O parlamentar concluiu o discurso dizendo que lhe causa estranheza a tentativa, segundo ele, do Governo, em tentar descaracterizar a ação da Policia Federal. "Se a Polícia, por acaso, erra na operação, logo, isso poderia dar a entender que ela também erra em outras operações como a Lava Jato, mas acredito na ação da Polícia Federal", finalizou.
Agronegócio
O deputado Humberto Aidar (PT) usou o encaminhamento de voto, durante a Ordem do Dia, para externar seu descontentamento com a operação Carne Fraca. Segundo ele, a Polícia Federal foi irresponsável em jogar o Agronegócio na vala comum, tratando todos os produtores de carne como "picaretas".
“Deve haver colegas extremamente arrependidos de ter subido aqui, propondo essa CPI. Não temos que comungar com a picaretagem, mas temos que trabalhar para exaltar aqueles produtores que trabalham com seriedade.

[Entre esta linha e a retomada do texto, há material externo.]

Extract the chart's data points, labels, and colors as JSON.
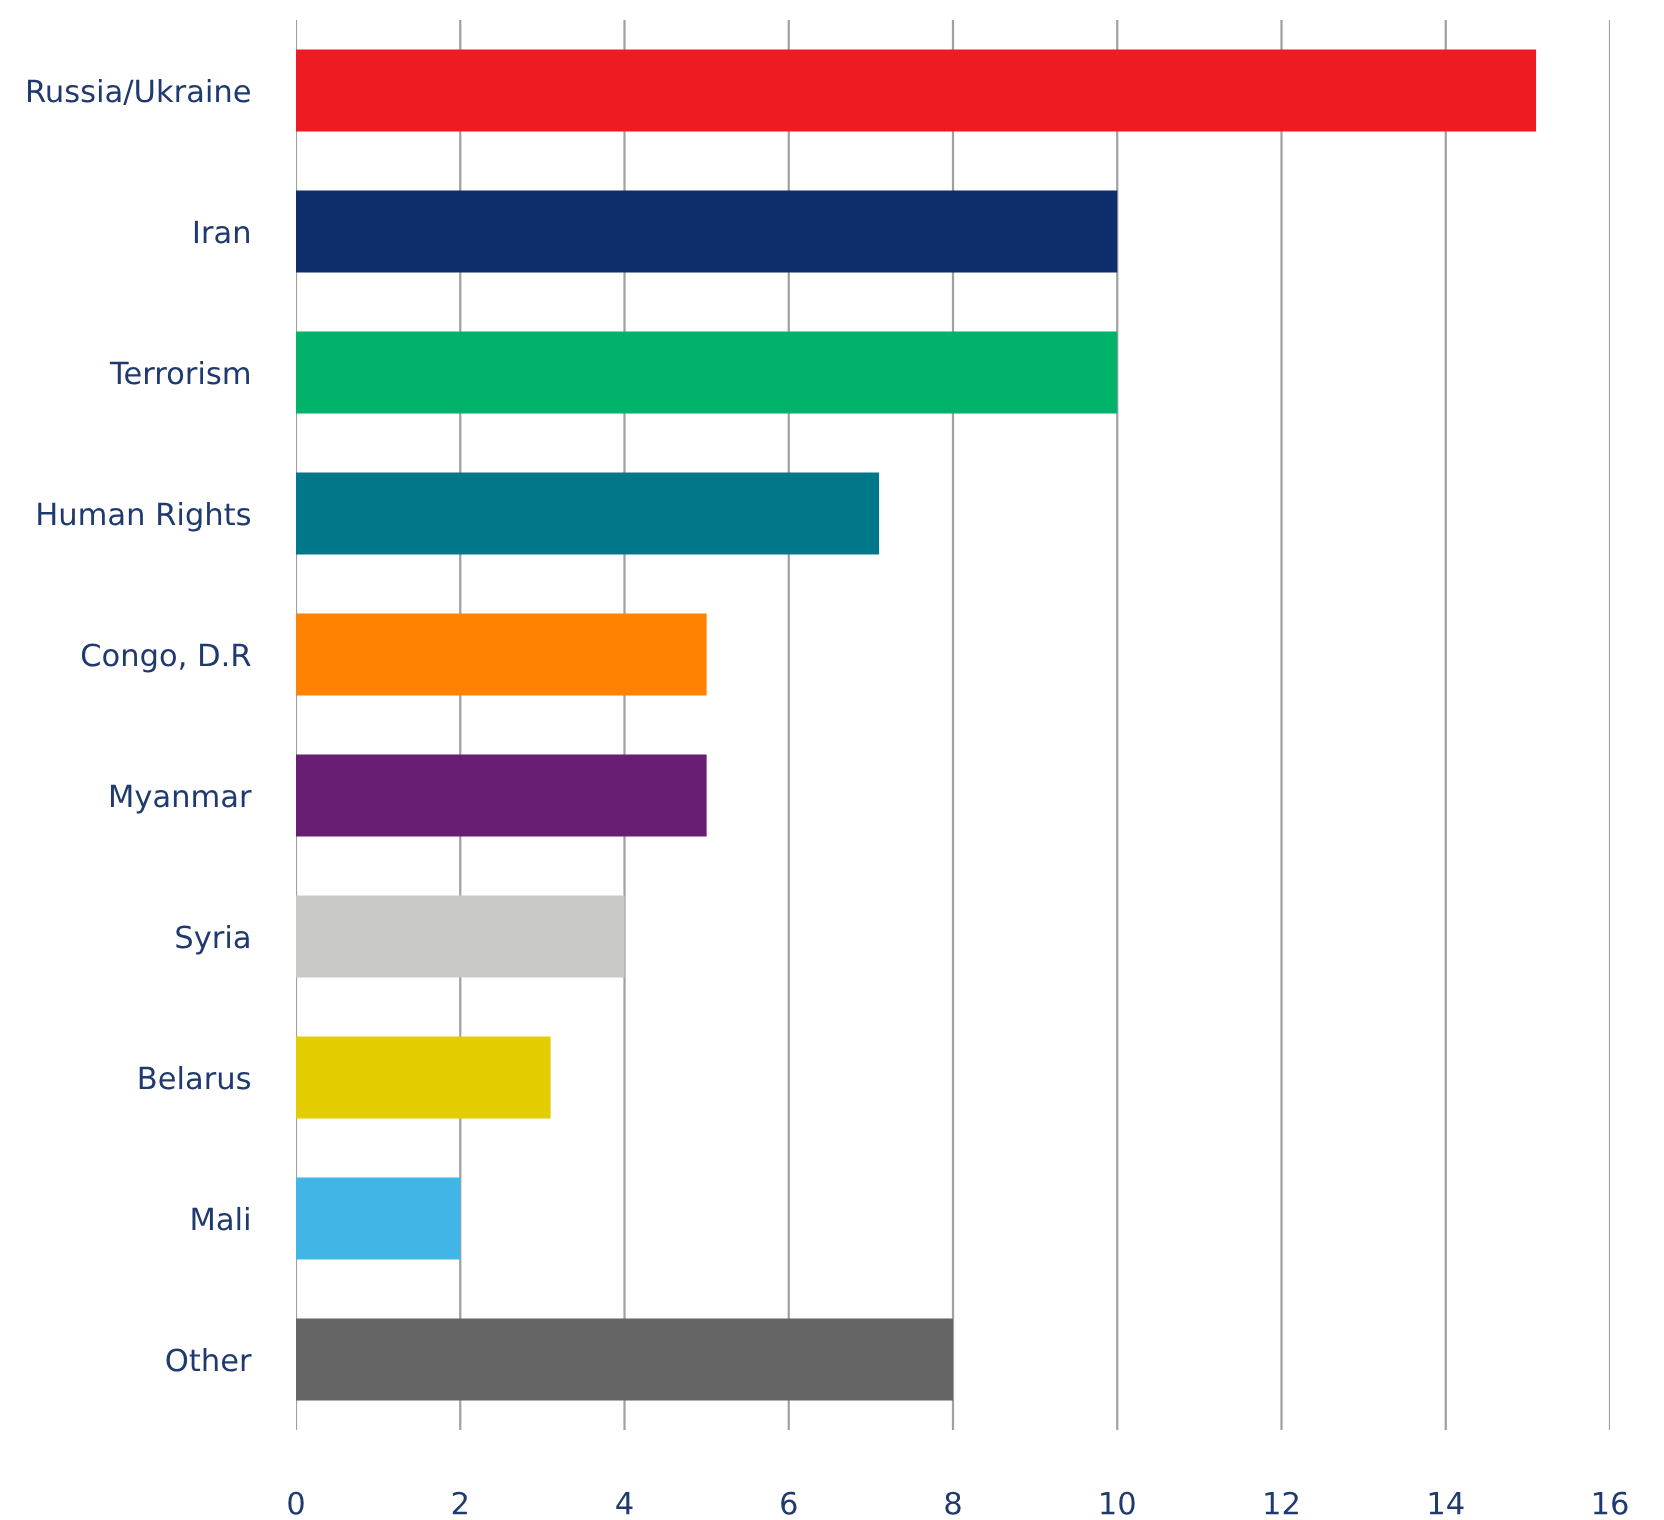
{
  "chart_data": {
    "type": "bar",
    "orientation": "horizontal",
    "categories": [
      "Russia/Ukraine",
      "Iran",
      "Terrorism",
      "Human Rights",
      "Congo, D.R",
      "Myanmar",
      "Syria",
      "Belarus",
      "Mali",
      "Other"
    ],
    "values": [
      15.1,
      10,
      10,
      7.1,
      5,
      5,
      4,
      3.1,
      2,
      8
    ],
    "colors": [
      "#ed1c24",
      "#0f2d6b",
      "#00b26a",
      "#00788a",
      "#ff8200",
      "#681e73",
      "#c8c9c7",
      "#e1cd00",
      "#41b6e6",
      "#646464"
    ],
    "xlim": [
      0,
      16
    ],
    "xticks": [
      0,
      2,
      4,
      6,
      8,
      10,
      12,
      14,
      16
    ],
    "grid": "x",
    "legend": false
  }
}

Não podemos misturá-los com três produtores picaretas”, disse.
Para ele, a PF e o Ministério Público Federal ganharam fama de ser as únicas instituições sérias do Brasil porque enfrentaram os crimes do PT, mas, nesse caso, eles cometeram uma grande falha.
O deputado Júlio da Retífica (PSDB) classificou como irresponsável a forma como foram divulgadas as informações sobre a operação “Carne Fraca”. De acordo com ele, não apenas as grandes empresas envolvidas e os grandes produtores, mas também os pequenos pecuaristas vão sentir os efeitos da crise que começa a se abater sobre o setor.
Para Júlio da Retífica, o fato vai prejudicar diretamente a economia goiana. “Recentemente, o governador saiu pelo mundo inteiro, vendendo o nosso Estado, para de repente, perdemos tudo isso”, lamentou.